Recently, we tried a voting points system.  You earn one point every time you show up.  If you show up three times in the past three weeks, you can earn a maximum of three points.  This system was also a failure.  Two of the guys (Alex and Kevin) realized if they combined their votes, they could use six points to bend the system to their favor.  At one point, Alex wanted to go cycling, while Kevin needed to build a fence.  They tried to vote for a hiatus, and I argued that you should lose a voting point for suggesting that we skip guy’s night out.  Alex and Kevin then voted for building a fence.  I argued that the spirit of guy’s night out was to have fun, not to torture each other.

During a bachelor party in Las Vegas, my friends complained that I abandoned the group multiple times.  During the day time, a bunch of guys wanted to gamble or shop.  Instead of gambling or shopping, I ventured off alone.  Instead, I visited the following: a dolphin habitat at the Mirage hotel, a shark reef at the Mandalay Bay hotel, the Bodies exhibition at the Luxor hotel, and the Titanic exhibition at the Luxor hotel.  I find it irritating to constantly compromise to make the group happy.  If I spend too much time with a group of people, I need some time alone to regain my sanity.  I need a few hours alone where I control my schedule 100 percent.  If I let my frustration build up too long, I might yell at someone because I’m sick of compromising what I want to do.

During University, my friend Ryan told me about how he got a 100 percent on a quiz.  Since I was struggling to avoid academic probation, I told Ryan that I hope he dies.  Ryan laughed, since his friend Phil said the same thing to him.  I’ve known Ryan long enough that I can be extremely blunt and he won’t get offended.

When I organize a lunch, it drives me crazy when someone replies “tentative”.  The answer is always to accept or decline.  All you have to do is check your calendar.  If your calendar is free, and you want to go, you click “accept”.  If you’re busy, or you don’t want to go, you click “decline”.  Ryan always clicks “tentative” to annoy me.

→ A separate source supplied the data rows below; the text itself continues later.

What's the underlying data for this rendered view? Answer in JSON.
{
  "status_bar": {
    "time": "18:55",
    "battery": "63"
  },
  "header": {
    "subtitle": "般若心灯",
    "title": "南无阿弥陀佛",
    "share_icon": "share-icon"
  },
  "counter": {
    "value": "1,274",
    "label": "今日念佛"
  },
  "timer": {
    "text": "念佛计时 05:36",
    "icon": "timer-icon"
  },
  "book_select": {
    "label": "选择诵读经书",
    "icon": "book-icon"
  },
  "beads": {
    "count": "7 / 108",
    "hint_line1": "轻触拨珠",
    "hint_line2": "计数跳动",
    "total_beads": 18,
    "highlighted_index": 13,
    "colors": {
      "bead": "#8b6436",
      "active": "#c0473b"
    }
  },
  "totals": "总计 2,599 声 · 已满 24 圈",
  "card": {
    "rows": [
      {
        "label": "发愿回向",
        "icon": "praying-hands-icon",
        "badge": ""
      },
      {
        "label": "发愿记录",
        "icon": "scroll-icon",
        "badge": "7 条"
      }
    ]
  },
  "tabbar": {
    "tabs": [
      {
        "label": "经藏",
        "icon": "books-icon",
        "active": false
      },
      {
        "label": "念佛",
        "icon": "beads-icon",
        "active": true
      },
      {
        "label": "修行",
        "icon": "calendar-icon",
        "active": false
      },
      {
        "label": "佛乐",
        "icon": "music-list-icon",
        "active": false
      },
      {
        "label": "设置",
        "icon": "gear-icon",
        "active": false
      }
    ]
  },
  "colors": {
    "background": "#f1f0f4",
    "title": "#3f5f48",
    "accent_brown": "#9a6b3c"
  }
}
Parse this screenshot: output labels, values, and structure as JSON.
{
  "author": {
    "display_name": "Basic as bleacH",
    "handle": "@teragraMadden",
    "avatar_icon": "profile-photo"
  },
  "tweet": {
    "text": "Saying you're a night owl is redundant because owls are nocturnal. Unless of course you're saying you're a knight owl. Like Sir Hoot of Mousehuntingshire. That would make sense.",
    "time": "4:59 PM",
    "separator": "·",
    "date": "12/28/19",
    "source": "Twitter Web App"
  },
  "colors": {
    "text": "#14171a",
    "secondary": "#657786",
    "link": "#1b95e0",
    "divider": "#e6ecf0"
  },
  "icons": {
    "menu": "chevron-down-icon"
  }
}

My friends also complain that I write e-mails like a robot.  If I asked you to have lunch, I’d write the e-mail as follows:


Hi Alan and Ryan,

Are you available for lunch as follows?

- Englebert

Ryan joked that I forgot to include the GPS coordinates in the e-mail above.

My psychologist asked me to name three of my closest friends, and what their profession was.  Ryan and Yeatland are engineers.  Kate has a Computer Science degree.  I tend to get along with engineers and Computer Science people because they’re very logical.  I get frustrated when I’m dealing with emotional people.  They always ask me questions that I think are unimportant, like how a movie or song makes me feel.  Emotions are subjective.  I prefer reliable facts.